Après ma résidence, avril 2022:
Ces deux temps de résidence m'ont permis d'affiner mes idées et de réaliser un programme et une machine/outil imprimant des souvenirs numériques sur des tablettes d'argile. Mon passage au Bel Ordinaire, riche de rencontres fructueuses et d'expérimentations tant plastiques et graphiques que programmatiques, a apporté une nouvelle dynamique à un projet que j'avais depuis longtemps. Ce temps que je n'arrivais pas à prendre m'a finalement été offert dans des conditions de création et de construction idéales.
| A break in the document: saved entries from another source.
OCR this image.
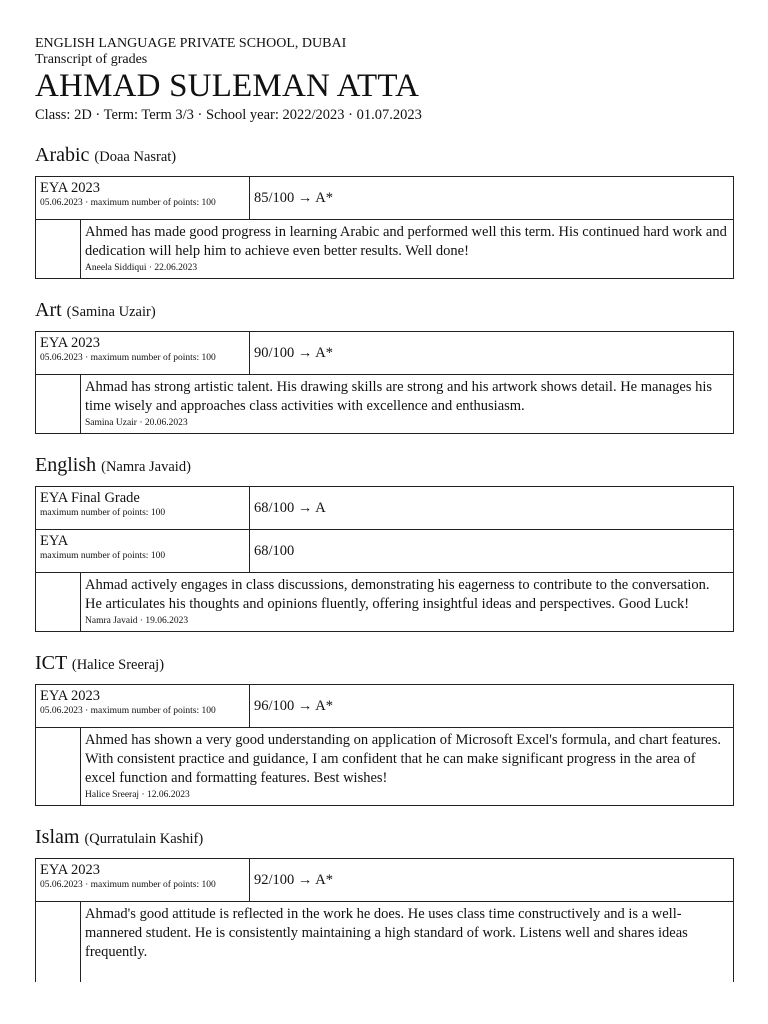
ENGLISH LANGUAGE PRIVATE SCHOOL, DUBAI
Transcript of grades
AHMAD SULEMAN ATTA
Class: 2D · Term: Term 3/3 · School year: 2022/2023 · 01.07.2023
Arabic (Doaa Nasrat)
EYA 2023
05.06.2023 · maximum number of points: 100	85/100 → A*
Ahmed has made good progress in learning Arabic and performed well this term. His continued hard work and dedication will help him to achieve even better results. Well done!
Aneela Siddiqui · 22.06.2023
Art (Samina Uzair)
EYA 2023
05.06.2023 · maximum number of points: 100	90/100 → A*
Ahmad has strong artistic talent. His drawing skills are strong and his artwork shows detail. He manages his time wisely and approaches class activities with excellence and enthusiasm.
Samina Uzair · 20.06.2023
English (Namra Javaid)
EYA Final Grade
maximum number of points: 100	68/100 → A
EYA
maximum number of points: 100	68/100
Ahmad actively engages in class discussions, demonstrating his eagerness to contribute to the conversation. He articulates his thoughts and opinions fluently, offering insightful ideas and perspectives. Good Luck!
Namra Javaid · 19.06.2023
ICT (Halice Sreeraj)
EYA 2023
05.06.2023 · maximum number of points: 100	96/100 → A*
Ahmed has shown a very good understanding on application of Microsoft Excel's formula, and chart features. With consistent practice and guidance, I am confident that he can make significant progress in the area of excel function and formatting features. Best wishes!
Halice Sreeraj · 12.06.2023
Islam (Qurratulain Kashif)
EYA 2023
05.06.2023 · maximum number of points: 100	92/100 → A*
Ahmad's good attitude is reflected in the work he does. He uses class time constructively and is a well-mannered student. He is consistently maintaining a high standard of work. Listens well and shares ideas frequently.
Ce moment est un nouvel élan, et j'aimerais désormais orienter mes recherches sur le compostage des données numériques. De nombreuses recherches actuelles se concentrent sur le stockage des données dans de l'ADN de synthèse, sur des disques de saphir promettant de stocker toujours plus de données dans des contenants toujours plus petits pour des temps presque infinis ou, tout du moins, dépassant notre échelle de temps. À contre-pied, je milite pour un droit à l'oubli, voire un devoir d'oubli. Dans un monde qui montre ses limites, l'accumulation ne peut plus être l'unique solution. Ainsi des tentatives autour du compostage de données numériques me semblent être l'opportunité, non pas de trouver une solution, mais de tenter d'apporter une ouverture.